Kinetic Studies of the Reaction of Ferric Soybean Leghemoglobins with Hydrogen Peroxide, Cyanide and Nicotinic Acid

Abstract
A kinetic study of the reaction of two soybean leghemoglobins (components a and c) with hydrogen peroxide to form the oxidized compound (leghemoglobin IV) has been carried out over the pH range 2.5–10. Three different ionization processes of leghemoglobins with pKa values of 3, 4.7 ± 0.2 and 8.2 ± 0.1 are required to explain the rate/pH profiles. Protonation of the former group and ionization of the latter cause a decrease in the rate of reaction of the hemoproteins with H2O2. The results are compared to those obtained for the reactions of plant peroxidases and myoglobin with H2O2. The results obtained from the kinetic study of cyanide binding to soybean leghemoglobins indicate that CN is the reactive species. Two ionization processes of leghemoglobins with pKa values of 4.7 ± 0.2 and 8.2 ± 0.1 affect the reaction rates. The association and dissociation rate constants corresponding to nicotinic acid binding to leghemoglobins a and c have been measured over the pH range 2.5–7. The dissociation rate constant is affected by ionization of a group with pKa < 2.5 for both leghemoglobin-nicotinate complexes.

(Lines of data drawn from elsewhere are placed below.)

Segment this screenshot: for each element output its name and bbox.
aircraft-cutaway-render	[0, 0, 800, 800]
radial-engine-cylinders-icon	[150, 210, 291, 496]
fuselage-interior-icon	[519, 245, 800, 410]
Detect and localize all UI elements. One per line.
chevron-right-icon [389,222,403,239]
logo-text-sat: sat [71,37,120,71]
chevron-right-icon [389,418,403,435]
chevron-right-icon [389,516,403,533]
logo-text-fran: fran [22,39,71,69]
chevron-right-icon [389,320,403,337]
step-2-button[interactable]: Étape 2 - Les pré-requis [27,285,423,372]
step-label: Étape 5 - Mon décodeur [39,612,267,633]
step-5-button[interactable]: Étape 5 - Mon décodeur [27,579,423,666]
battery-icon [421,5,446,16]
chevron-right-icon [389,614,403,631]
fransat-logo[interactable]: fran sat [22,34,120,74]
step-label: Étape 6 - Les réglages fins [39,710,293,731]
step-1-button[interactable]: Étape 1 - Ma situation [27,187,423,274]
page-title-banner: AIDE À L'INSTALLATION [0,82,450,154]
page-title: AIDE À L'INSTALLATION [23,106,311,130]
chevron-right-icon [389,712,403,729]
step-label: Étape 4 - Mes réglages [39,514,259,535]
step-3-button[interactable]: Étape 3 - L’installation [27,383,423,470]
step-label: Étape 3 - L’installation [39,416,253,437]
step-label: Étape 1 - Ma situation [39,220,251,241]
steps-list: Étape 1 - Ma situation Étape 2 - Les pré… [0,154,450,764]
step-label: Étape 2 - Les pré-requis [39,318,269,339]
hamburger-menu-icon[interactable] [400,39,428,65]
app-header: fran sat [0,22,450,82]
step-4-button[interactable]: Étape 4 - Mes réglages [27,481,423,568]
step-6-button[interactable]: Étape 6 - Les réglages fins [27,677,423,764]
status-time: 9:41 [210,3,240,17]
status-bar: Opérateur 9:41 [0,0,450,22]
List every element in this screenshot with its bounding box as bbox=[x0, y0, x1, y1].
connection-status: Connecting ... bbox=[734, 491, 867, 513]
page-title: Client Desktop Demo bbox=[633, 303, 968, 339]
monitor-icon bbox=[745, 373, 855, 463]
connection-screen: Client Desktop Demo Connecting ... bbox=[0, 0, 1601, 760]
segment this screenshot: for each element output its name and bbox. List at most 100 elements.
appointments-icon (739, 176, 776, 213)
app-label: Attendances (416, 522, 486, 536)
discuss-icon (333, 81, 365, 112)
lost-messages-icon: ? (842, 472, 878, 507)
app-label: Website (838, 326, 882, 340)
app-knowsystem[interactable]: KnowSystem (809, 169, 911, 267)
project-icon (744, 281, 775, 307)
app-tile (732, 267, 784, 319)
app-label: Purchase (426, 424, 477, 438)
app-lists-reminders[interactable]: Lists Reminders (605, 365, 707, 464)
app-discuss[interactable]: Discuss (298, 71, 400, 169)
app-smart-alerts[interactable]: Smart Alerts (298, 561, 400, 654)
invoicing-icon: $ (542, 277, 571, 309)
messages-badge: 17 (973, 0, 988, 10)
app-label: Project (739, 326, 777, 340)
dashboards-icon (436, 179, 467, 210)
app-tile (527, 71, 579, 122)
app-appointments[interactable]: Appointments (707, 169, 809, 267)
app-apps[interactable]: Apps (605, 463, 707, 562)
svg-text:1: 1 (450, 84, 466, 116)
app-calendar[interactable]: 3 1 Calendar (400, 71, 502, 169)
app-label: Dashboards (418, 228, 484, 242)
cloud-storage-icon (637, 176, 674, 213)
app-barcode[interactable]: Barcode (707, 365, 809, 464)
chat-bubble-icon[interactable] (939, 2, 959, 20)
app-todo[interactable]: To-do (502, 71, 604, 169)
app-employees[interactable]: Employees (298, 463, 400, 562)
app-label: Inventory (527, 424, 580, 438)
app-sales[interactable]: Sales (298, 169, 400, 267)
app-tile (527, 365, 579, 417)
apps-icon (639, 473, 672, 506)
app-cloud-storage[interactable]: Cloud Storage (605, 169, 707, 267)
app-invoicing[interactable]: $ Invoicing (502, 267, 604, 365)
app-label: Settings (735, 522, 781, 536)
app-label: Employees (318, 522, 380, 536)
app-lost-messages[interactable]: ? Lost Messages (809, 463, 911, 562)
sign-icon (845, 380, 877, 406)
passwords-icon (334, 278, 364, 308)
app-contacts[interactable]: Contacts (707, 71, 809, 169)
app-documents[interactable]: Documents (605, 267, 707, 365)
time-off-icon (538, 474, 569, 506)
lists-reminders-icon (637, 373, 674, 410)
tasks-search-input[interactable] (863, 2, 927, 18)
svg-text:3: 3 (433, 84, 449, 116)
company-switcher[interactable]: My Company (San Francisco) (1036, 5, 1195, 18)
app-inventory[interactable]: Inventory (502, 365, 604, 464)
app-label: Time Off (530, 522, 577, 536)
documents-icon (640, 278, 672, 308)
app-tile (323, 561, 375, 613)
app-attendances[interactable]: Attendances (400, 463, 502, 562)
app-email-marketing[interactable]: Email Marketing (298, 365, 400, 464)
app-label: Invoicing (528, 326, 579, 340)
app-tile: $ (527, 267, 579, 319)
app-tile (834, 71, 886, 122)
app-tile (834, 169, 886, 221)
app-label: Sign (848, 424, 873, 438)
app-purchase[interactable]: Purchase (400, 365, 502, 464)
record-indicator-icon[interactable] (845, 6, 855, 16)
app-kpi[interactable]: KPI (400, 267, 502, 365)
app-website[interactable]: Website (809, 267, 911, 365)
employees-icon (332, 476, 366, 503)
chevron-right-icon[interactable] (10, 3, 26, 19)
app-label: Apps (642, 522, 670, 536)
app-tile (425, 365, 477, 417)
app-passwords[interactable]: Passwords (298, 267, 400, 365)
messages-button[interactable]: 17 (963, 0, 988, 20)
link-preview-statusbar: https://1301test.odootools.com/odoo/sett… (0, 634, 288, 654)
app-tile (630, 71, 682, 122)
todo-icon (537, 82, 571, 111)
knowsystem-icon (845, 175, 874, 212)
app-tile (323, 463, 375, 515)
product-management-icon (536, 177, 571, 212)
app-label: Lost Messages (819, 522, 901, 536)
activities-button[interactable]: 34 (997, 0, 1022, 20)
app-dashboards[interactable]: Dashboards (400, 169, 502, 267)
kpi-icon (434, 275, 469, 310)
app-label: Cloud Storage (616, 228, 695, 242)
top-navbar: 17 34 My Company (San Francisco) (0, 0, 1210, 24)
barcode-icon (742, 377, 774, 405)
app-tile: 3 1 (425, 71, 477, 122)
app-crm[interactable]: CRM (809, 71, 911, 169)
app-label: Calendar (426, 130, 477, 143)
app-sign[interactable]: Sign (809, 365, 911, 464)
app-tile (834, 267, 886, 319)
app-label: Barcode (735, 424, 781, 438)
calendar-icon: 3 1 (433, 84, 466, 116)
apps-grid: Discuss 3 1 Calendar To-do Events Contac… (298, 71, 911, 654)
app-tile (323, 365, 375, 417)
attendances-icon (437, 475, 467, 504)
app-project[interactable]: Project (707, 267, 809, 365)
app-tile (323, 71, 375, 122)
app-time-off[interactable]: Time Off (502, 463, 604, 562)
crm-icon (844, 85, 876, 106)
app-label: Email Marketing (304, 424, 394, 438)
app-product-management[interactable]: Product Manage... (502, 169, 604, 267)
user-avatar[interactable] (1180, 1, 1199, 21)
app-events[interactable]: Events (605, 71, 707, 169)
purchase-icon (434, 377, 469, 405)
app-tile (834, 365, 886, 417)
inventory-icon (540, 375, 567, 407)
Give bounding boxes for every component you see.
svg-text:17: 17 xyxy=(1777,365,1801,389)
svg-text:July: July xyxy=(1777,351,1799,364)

In this pH range the association rate constant is only affected by ionization of a group with pKa value of 4.7 ± 0.2. The analysis of these results shows that both ionization processes corresponding to ring nitrogen atom of the ligand (pKa∼ 4.9) and to a heme-linked group (pKa∼ 4.7 ± 0.2) influence the association rate constant. Furthermore, it appears that in the binding site of leghemoglobins the pKa value corresponding to ionization of the ring nitrogen atom of nicotinic acid is shifted from the normal value of 4.9 to a value < 2.5. This pecularity might explain the exceptional reactivity of leghemoglobins for nicotinic acid, over a large pH range. For both cyanide and nicotinic acid binding reactions, the ionizable group of leghemoglobins with pKa value of 4.7 ± 0.2 seems to act as an electrostatic gate. When this group is deprotonated, it restricts the access of anion ligands to the heme pocket. For all the three reactions studied, leghemoglobin a reacts about twice as fast as leghemoglobin c.